Notre pays accorde en outre une grande importance à une formation solide, ce qui est étayé par une structure modulable et très décentralisée des institutions de formation ainsi que par la particularité très «Europe centrale» de la formation professionnelle duale. Le maintien d’un haut niveau général de formation de la population et la présence d’une structure de formation qui, en raison de son caractère décentralisé, réagit très rapidement et avec une grande souplesse à l’évolution des besoins, font évidemment partie des aspects que la Suisse règle mieux que d’autres pays.

Selon vous, que faut-il faire pour qu’à l’avenir, les entreprises soient plus nombreuses à décider d’implanter en Suisse leurs activités de R&D?

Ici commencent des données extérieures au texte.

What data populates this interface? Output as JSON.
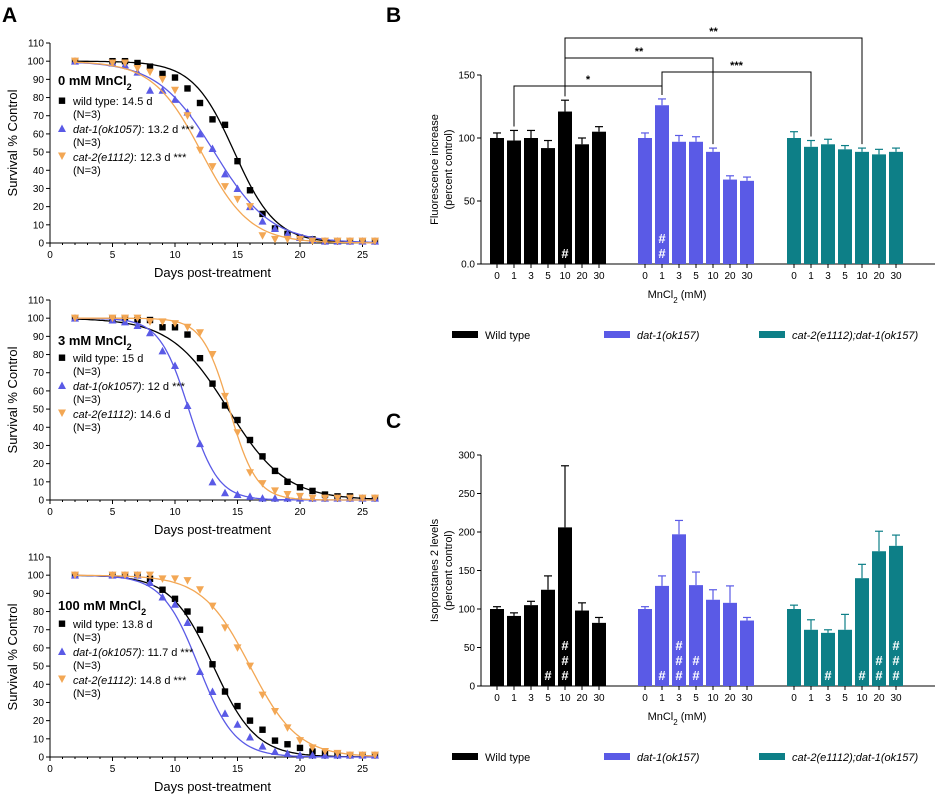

Pas d’activisme, ça c’est sûr, car ce ne sont pas des mesures à court terme ou se voulant accrocheuses qui feront pencher la balance du bon côté. Comme pour tant d’autres choses, la continuité, la persévérance et surtout la crédibilité sont les ingrédients indispensables à un succès durable. Les annonces et les promesses concernant les conditions-cadres devront également être réellement respectées et tenues dans la durée. En conséquence de quoi il faut chaque jour continuer d’œuvrer afin de conserver et de développer les conditions permettant aux entreprises et aux pionniers d’innover en Suisse. En dehors des conditions-cadres spécifiques au domaine de la R&D déjà exposées, il est essentiel de se pencher aussi sur les facteurs d’implantation classiques: un environnement fiscal approprié, un cadre juridique fiable et stable, un ordre économique décentralisé et soumis à la concurrence, un marché du travail libéral ainsi que des institutions politiques qui fonctionnent.